SLEMAN, POPULI.ID – Ketua Pusat Studi Manajemen Bencana (PSMB) UPN Veteran Yogyakarta Eko Teguh Paripurno menyoroti aktivitas pertambangan yang dilakukan oleh sejumlah penambang di Kali Progo.
Ia menilai penggunaan alat bantu sedot untuk pertambangan di wilayah sungai secara terus menerus beresiko menciptakan longsor akibat pendalaman endapan.
“Saya nggak tahu speknya alat sedot, tapi dengan alat sedot itu intensitas pengambilan lebih banyak dan tidak terkontrol jumlahnya,” kata Eko saat dihubungi, Kamis (22/10/2025).
Selain itu, jika dilakukan secara berlebihan, maka aktivitas tersebut akan merusak sempadan sungai yang membuat jebolnya jembatan, pergerakan tanah, serta permukaan air yang turun.

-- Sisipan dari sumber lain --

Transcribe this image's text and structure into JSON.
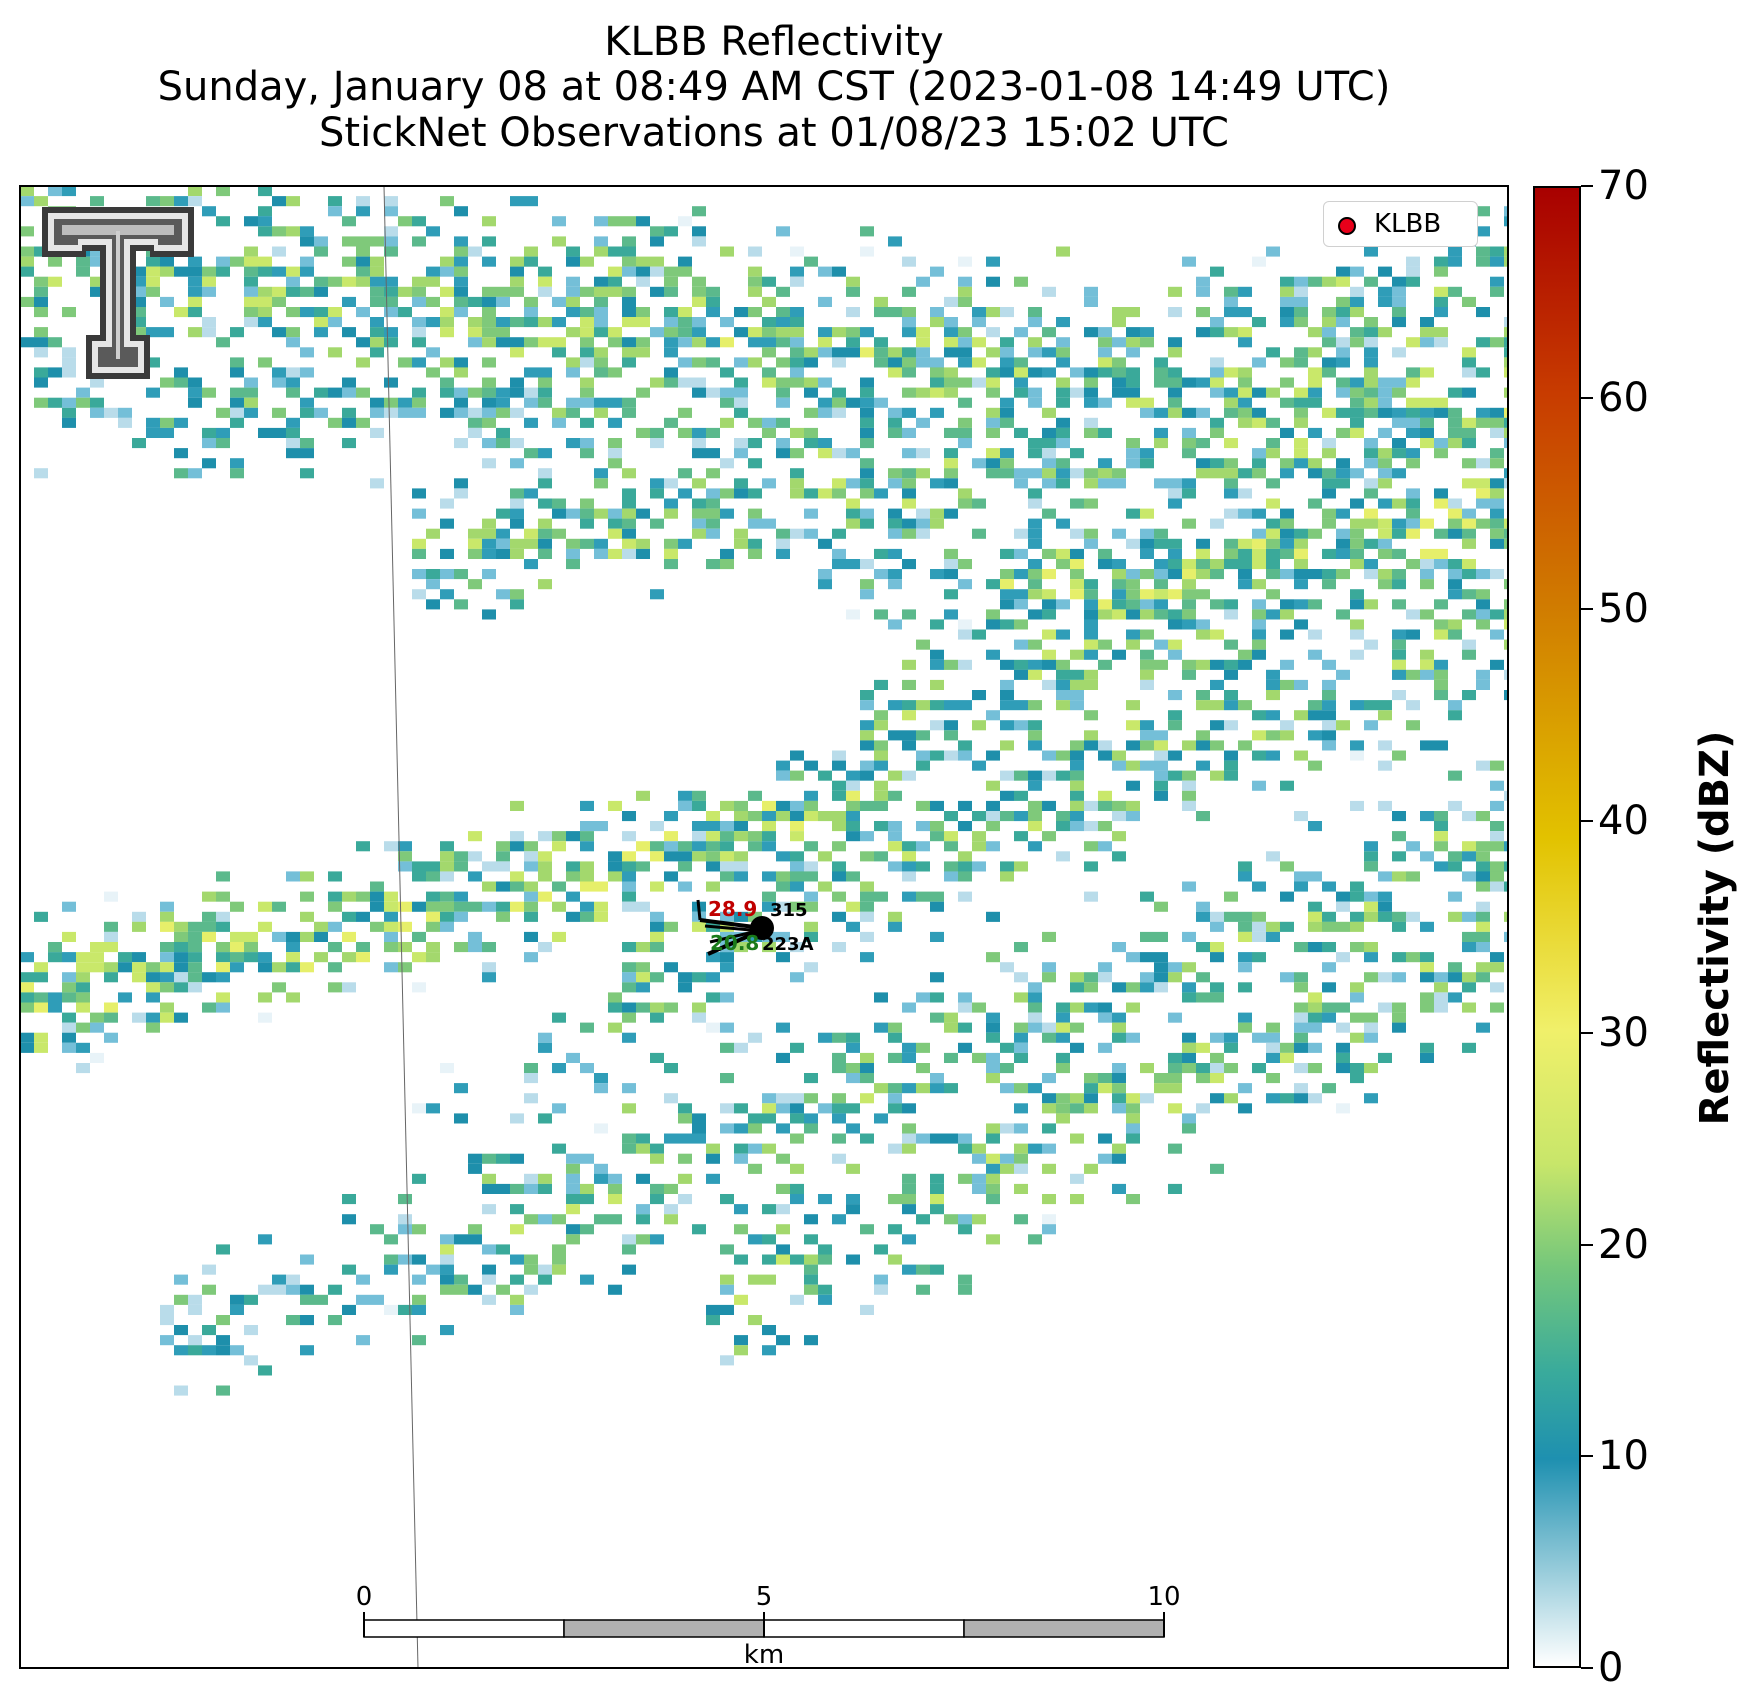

“Dengan demikian, sungai akan semakin dalam dan tebingnya tidak stabil. Kalau sungai semakin dalam maka di jembatan akan menggantung dan patah, seperti di jembatan di Sungai Progo itu jembatanya rusak, bikin jembatan baru,” imbuhnya.
Terkait dengan aktivitas pertambangan di Kali Progo ia mengaku tidak mengetahui hal tersebut. Kendati begitu, menurut regulasi, pertambangan disebutnya telah dilarang.
“(Pertambangan) menurut Peraturan Gubernur tidak boleh, kecuali pertambangan yang dibolehkan itu tambang rakyat. Tapi ketika dilakukan terus-menerus, itu sedimen berkurang dan semakin habis,” ujarnya.
Dirinya menilai, selama ini pihak terkait belum terlalu serius melakukan pengawasan pertambangan di wilayah Kali Progo. Terlebih sejumlah pihak banyak pihak yang mengklaim bahwa pertambanhan yang dilakukan atas nama rakyat.
“Yang menjadi masalah adalah ketika mengaku sebagai pertambangan rakyat, tapi ternyata bukan,” ujar Eko.
Lebih lanjut, ia menyarankan agar para penambang dapat menempatkan pertambangan sesuai dengan porsinya dan di tempat yang tidak berisiko menyebabkan perubahan kondisi lingkungan.
Hal tersebut bisa dilakukan disebutnya tanpa menggunakan alat bantu, atau dilakukan secara manual.
“Itu pendekatan lebih seperti itu ngambil sebatas endapan kosong di pulau kecil, seperti itu. Kaya pendekatan orang petani yang dipanen, jangan lebih,” ujarnya.
Sebelumnya diberitakan sejumlah pekerja tambang dari Paguyuban Penambang Progo Sejahtera (PPPS) mendatangi Balai Besar Wilayah Sungai Serayu Opak (BBWSSO) pada Rabu (15/10/2025).
Korlap PPPS Umar menyampaikan para pekerja tambang merasa resah karena selama kurang lebih 7 bulan mereka tidak bisa bekerja.
Berdasarkan Rekomendasi Teknis (rekomtek) terakhir dari BBWSSO yang sebelumnya diberikan untuk Alat Bantu Kerja dengan memanfaatkan pompa sedot untuk pertambangan diganti menggunakan cangkul.
“Rekomtek dulu tahun 2015 itu keluar, setelah mati mau diganti dengan pacul atau alat bantu sederhana. Kalau kami nambang pakai pacul ga bisa gali dalam, harus pakai sedotan,” katanya.
Pihaknya berharap agar rekomtek sebelumnya dapat dilanjutkan agar para pekerja tambang dapat bisa kembali bekerja dan mendapatkan penghasilan.
Dalam orasinya Ketua PPPS Agung Mulyono menyampaikan terpaksa melakukan pelanggaran dalam pertambangan karena lamanya proses perizinan.
“Kami tidak ingin menjadi pencuri tambang,namun karena lamanya proses (perizinan pertambangan) selama 5 bulan, anak kami mau makan apa,? tolong BBWSSO mempercepat proses Rekomtek, jangan lama-lama,” katanya.
Ia menyampaikan bahwa pihaknya berpegang teguh pada apa yang disampaikan Presiden Prabowo yang menyebut proses pertambangan dipermudah. “Tapi sampai bawah, kenapa semakin sulit,” katanya.